= Thomas Rawlinson (barrister) =

English barrister and bibliophile

Thomas Rawlinson (1681–1725) was an English barrister, known as a bibliophile.

==Life==
Rawlinson was born in the Old Bailey in the parish of St. Sepulchre, London, on 25 March 1681, the eldest son of Sir Thomas Rawlinson (1647–1708), and his wife Mary Taylor (died 1725), eldest daughter of Richard Taylor of Turnham Green, Middlesex; Richard Rawlinson was a younger brother. After education under William Day at Cheam, and at Eton College under John Newborough, he matriculated at St John's College, Oxford on 25 February 1699. He left the university in 1701, and studied at the Middle Temple, where he had been entered on 7 January 1696.

Rawlinson was called to the bar on 19 May 1705, and then made a tour through England and the Low Countries.
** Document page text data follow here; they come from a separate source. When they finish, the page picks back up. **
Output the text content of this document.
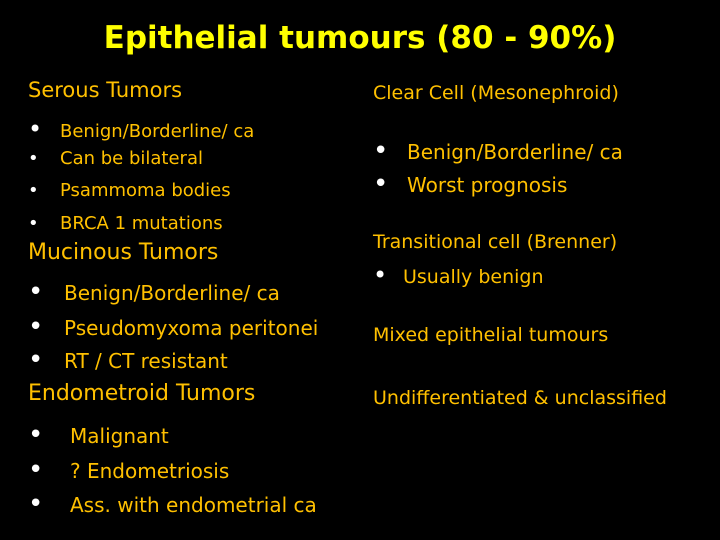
Epithelial tumours (80 - 90%)
Serous Tumors
• Benign/Borderline/ ca
• Can be bilateral
• Psammoma bodies
• BRCA 1 mutations
Mucinous Tumors
• Benign/Borderline/ ca
• Pseudomyxoma peritonei
• RT / CT resistant
Endometroid Tumors
• Malignant
• ? Endometriosis
• Ass. with endometrial ca
Clear Cell (Mesonephroid)
• Benign/Borderline/ ca
• Worst prognosis
Transitional cell (Brenner)
• Usually benign
Mixed epithelial tumours
Undifferentiated & unclassified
Returning to London, he concentrated on municipal law, but succeeded to a large estate on the death of his father in 1708. He resided for some years in Gray's Inn, where his accumulation of books compelled him to sleep in a passage. In 1716 he hired London House, Aldersgate for his library, stacked three deep. Joseph Addison is supposed to have had Rawlinson in mind when (in The Tatler, No. 158) he wrote on Tom Folio, a "learned idiot".

Rawlinson was elected a governor of Bridewell and Bethlehem Hospital in 1706, and of St. Bartholomew's Hospital in 1712. He became a Fellow of the Royal Society on 19 February 1713, and of the Society of Antiquaries of London in 1724. He married, on 22 September 1724, his servant Amy Frewin, formerly a maid at a coffee-house in Aldersgate Street, and died without issue at London House on 6 August 1725. He was buried in St Botolph's Aldersgate.
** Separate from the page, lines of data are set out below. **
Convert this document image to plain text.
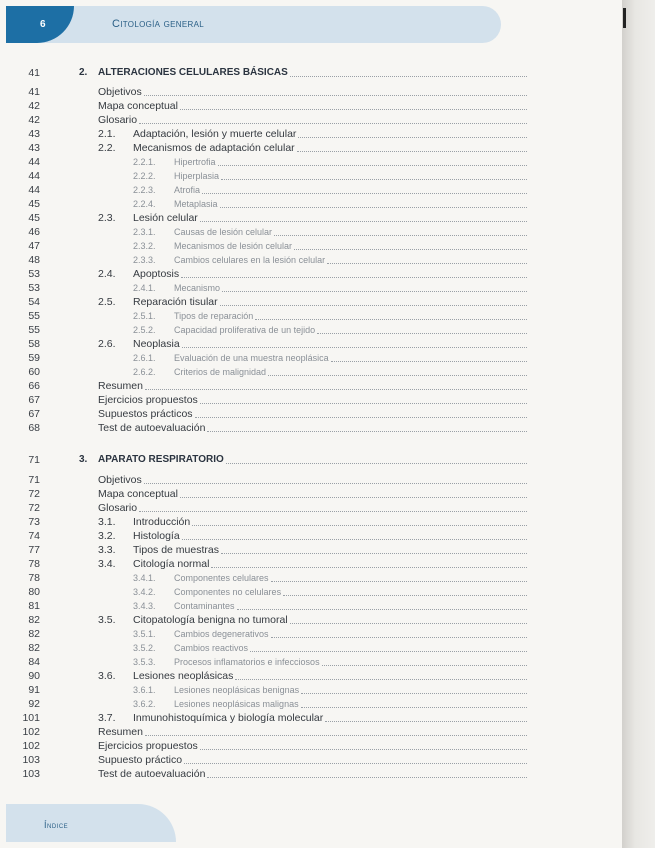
6	Citología general
2. ALTERACIONES CELULARES BÁSICAS
41
Objetivos
41
Mapa conceptual
42
Glosario
42
2.1. Adaptación, lesión y muerte celular
43
2.2. Mecanismos de adaptación celular
43
2.2.1. Hipertrofia
44
2.2.2. Hiperplasia
44
2.2.3. Atrofia
44
2.2.4. Metaplasia
45
2.3. Lesión celular
45
2.3.1. Causas de lesión celular
46
2.3.2. Mecanismos de lesión celular
47
2.3.3. Cambios celulares en la lesión celular
48
2.4. Apoptosis
53
2.4.1. Mecanismo
53
2.5. Reparación tisular
54
2.5.1. Tipos de reparación
55
2.5.2. Capacidad proliferativa de un tejido
55
2.6. Neoplasia
58
2.6.1. Evaluación de una muestra neoplásica
59
2.6.2. Criterios de malignidad
60
Resumen
66
Ejercicios propuestos
67
Supuestos prácticos
67
Test de autoevaluación
68
3. APARATO RESPIRATORIO
71
Objetivos
71
Mapa conceptual
72
Glosario
72
3.1. Introducción
73
3.2. Histología
74
3.3. Tipos de muestras
77
3.4. Citología normal
78
3.4.1. Componentes celulares
78
3.4.2. Componentes no celulares
80
3.4.3. Contaminantes
81
3.5. Citopatología benigna no tumoral
82
3.5.1. Cambios degenerativos
82
3.5.2. Cambios reactivos
82
3.5.3. Procesos inflamatorios e infecciosos
84
3.6. Lesiones neoplásicas
90
3.6.1. Lesiones neoplásicas benignas
91
3.6.2. Lesiones neoplásicas malignas
92
3.7. Inmunohistoquímica y biología molecular
101
Resumen
102
Ejercicios propuestos
102
Supuesto práctico
103
Test de autoevaluación
103
Índice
==Collections and associations==
Rawlinson collected books, manuscripts, and some pictures. He was interested in editions of classical authors, and English history. His sole publication under his own name was a copy of verses in the Oxford University Collection on the death of the Duke of Gloucester in 1700. He was on close terms with Joseph Ames, John Murray the bibliophile, and John Bagford; Michael Maittaire dedicated his Juvenal to him in 1716. Thomas Hearne, a fellow Jacobite, borrowed manuscripts from him: his Aluredi Beverlacensis Annales (1716) was printed from a manuscript in Rawlinson's collection.

Rawlinson's collection of printed books, was sold in parts, the first sale beginning on 7 March 1722, the sixteenth and last on 4 March 1734, and each occupying between fifteen and thirty days. Of these sales the first six were arranged for by Rawlinson himself (though the sixth took place after his death), and (according to William Oldisworth's account to Hearne) were linked to losses in the South Sea Bubble; the remainder by his brother Richard. At the last sale (besides 800 printed books) were sold the manuscripts, 1,020 in number. The auctioneer was Thomas Ballard; catalogues exist. The pictures, including a crayon portrait of the collector by his brother Richard, were sold by Ballard at the Two Golden Balls, Hart Street, Covent Garden, on 4 and 5 April 1734. Charles Davis was also involved in disposing of the library.